Let $f:V\to \mathbb{R}$ be a quadratic function and $V$ is a vector space with $\dim V=n$. We say that $f$ is positive semi-definite if for all $x \in V$ we have $f(x)\geq 0$.
I know Sylvester's law which states the following: $f$ is positive definite iff all the following matrices have a positive determinant: the upper left 1-by-1 corner of $M$, the upper left 2-by-2 corner of $M$, the upper left 3-by-3 corner of $M$,…, $M$ itself, where $M$ is a matrix of $f$. In other words, all of the leading principal minors must be positive.
I need to show that $f$ is positive semi-definite iff all the principal minors (we have only $2^n-1$ of them) are non-negative.
I was not able to find the proof of this in MSE.

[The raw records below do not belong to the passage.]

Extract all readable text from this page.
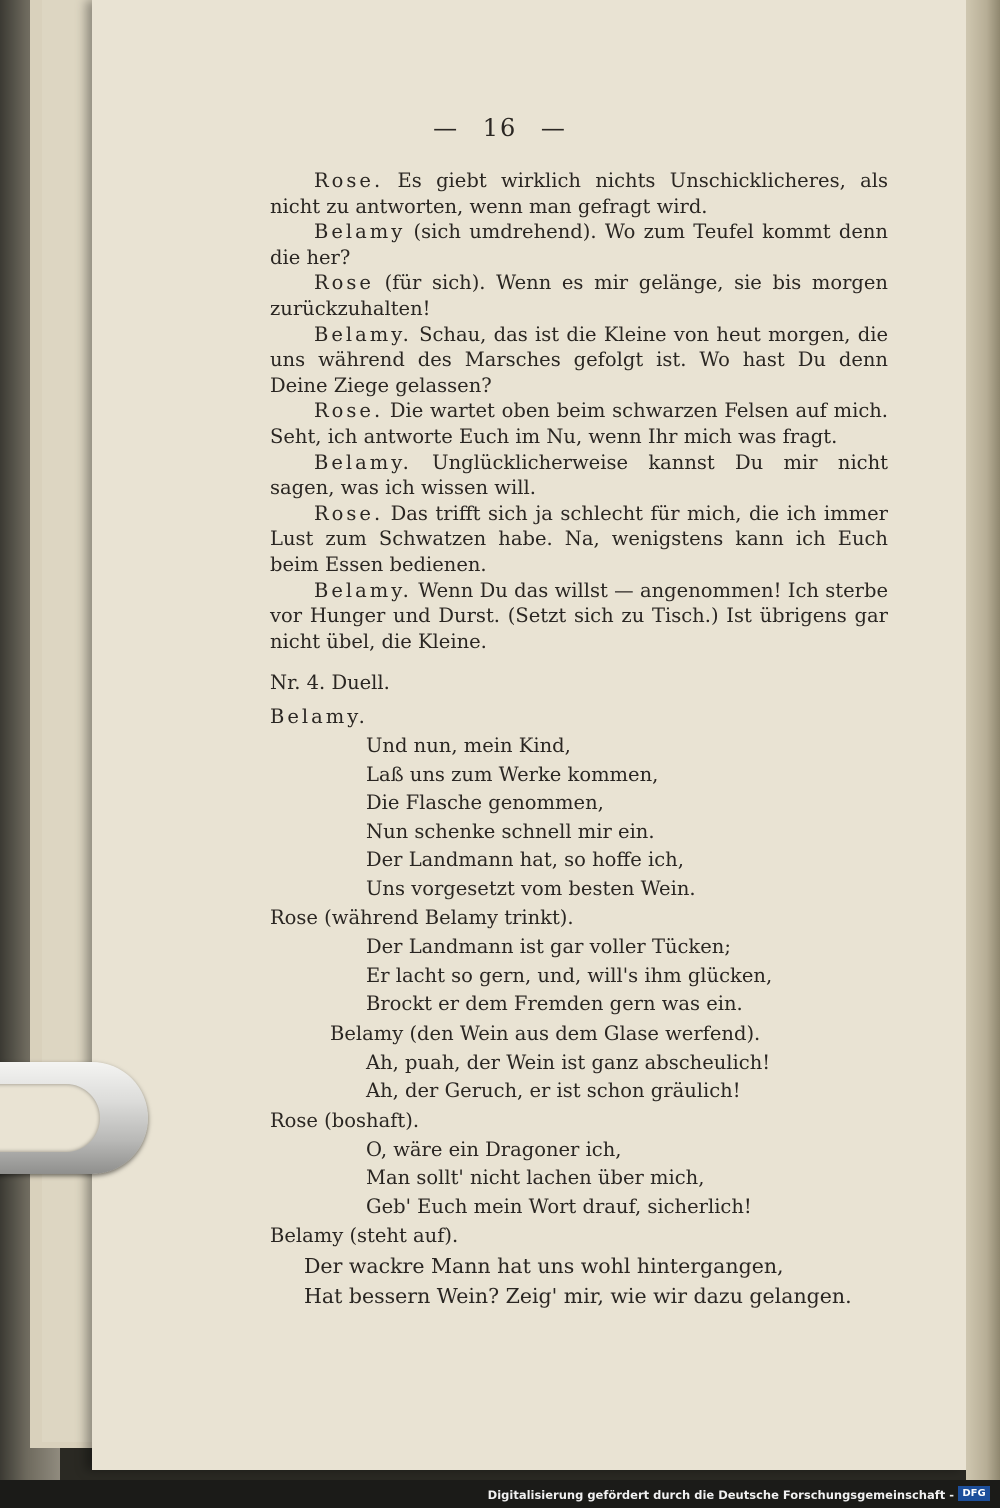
— 16 —

Rose. Es giebt wirklich nichts Unschicklicheres, als nicht zu antworten, wenn man gefragt wird.

Belamy (sich umdrehend). Wo zum Teufel kommt denn die her?

Rose (für sich). Wenn es mir gelänge, sie bis morgen zurückzuhalten!

Belamy. Schau, das ist die Kleine von heut morgen, die uns während des Marsches gefolgt ist. Wo hast Du denn Deine Ziege gelassen?

Rose. Die wartet oben beim schwarzen Felsen auf mich. Seht, ich antworte Euch im Nu, wenn Ihr mich was fragt.

Belamy. Unglücklicherweise kannst Du mir nicht sagen, was ich wissen will.

Rose. Das trifft sich ja schlecht für mich, die ich immer Lust zum Schwatzen habe. Na, wenigstens kann ich Euch beim Essen bedienen.

Belamy. Wenn Du das willst — angenommen! Ich sterbe vor Hunger und Durst. (Setzt sich zu Tisch.) Ist übrigens gar nicht übel, die Kleine.

Nr. 4. Duell.

Belamy.

Und nun, mein Kind,

Laß uns zum Werke kommen,

Die Flasche genommen,

Nun schenke schnell mir ein.

Der Landmann hat, so hoffe ich,

Uns vorgesetzt vom besten Wein.

Rose (während Belamy trinkt).

Der Landmann ist gar voller Tücken;

Er lacht so gern, und, will's ihm glücken,

Brockt er dem Fremden gern was ein.

Belamy (den Wein aus dem Glase werfend).

Ah, puah, der Wein ist ganz abscheulich!

Ah, der Geruch, er ist schon gräulich!

Rose (boshaft).

O, wäre ein Dragoner ich,

Man sollt' nicht lachen über mich,

Geb' Euch mein Wort drauf, sicherlich!

Belamy (steht auf).

Der wackre Mann hat uns wohl hintergangen,

Hat bessern Wein? Zeig' mir, wie wir dazu gelangen.

Digitalisierung gefördert durch die Deutsche Forschungsgemeinschaft - DFG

So I would be very grateful if someone can give detailed proof of this fact.
Best Answer
Here's an outline of the proof that a real square symmetric matrix is positive semi-definite iff every principal minor $\ge 0.$ Whenever I write matrices and/or row/column matrices as being multiplied, there is an implicit assumption that the sizes are appropriate for multiplication. $$*$$ Lemma1: If $M$ is a real square symmetric matrix with negative determinant then $$w^TMw<0 \text { for some column-vector } w \ne 0 $$
Proof: For some invertible matrix $P$, $$P^TMP= \text {diag}(d_1,...,d_n).$$ Taking determinants, we see that at least one $d_i$ must be negative. Thus $$v^TP^TMPv<0$$ for some $v \ne 0.$ Let $w=Pv$ Q.E.D. $$*$$ Lemma 2: If $A$ is a real $n \times n$ symmetric matrix and $v^TAv \ge 0$ for all column vectors, then every principal minor of $A$ is non-negative. $$*$$ Proof: Suppose $M$ is an $s \times s$ principal sub-matrix of $A $ where $1 \le s \le n$ such that $\det M<0.$ Let $w \ne 0$ be such that $w^TMw<0 $ Let $w’$ be a column-vector of size $n$ obtained by by using the same entries as those in $w$ for indices that occur for $M$ and putting all other entries =0. Then $$w’^TAw’=w^TMw<0$$, a contradiction. Q.E.D. $$*$$ Lemma 3: If $A$ is a real $n \times n$ symmetric matrix and every principal minor of $A$ is non-negative, then $A$ is positive semi-definite. $$*$$ Proof: We assert that if $t>0$ then $tI+A$ is positive-definite. Consider the determinant of the upper left $s \times s$ corner of $tI+A$ where $1 \le s \le n$. It is $\det(tI+M)$ where $M $ is the upper left $s \times s $ corner of $A$. Note that every principal minor of $M$ is a principal minor of $A$. Then $$\det(tI+M)=t^s+\sum_{i=1}^s{}(\sum \text {principal minors of order $i$ of $M$ })t^{s-i}>0 $$ which proves our assertion. Suppose $$v^TAv=-c \text { where }c>0.$$ Then $v \ne 0 $ Let $$\xi=\frac{c}{v \bullet v} $$ which is the same as $$\xi v^TIv=c$$ Thus $$v^TAv=-\xi v^TIv$$ $$v^T(\xi I+A)v=0$$, a contradiction. Q.E.D.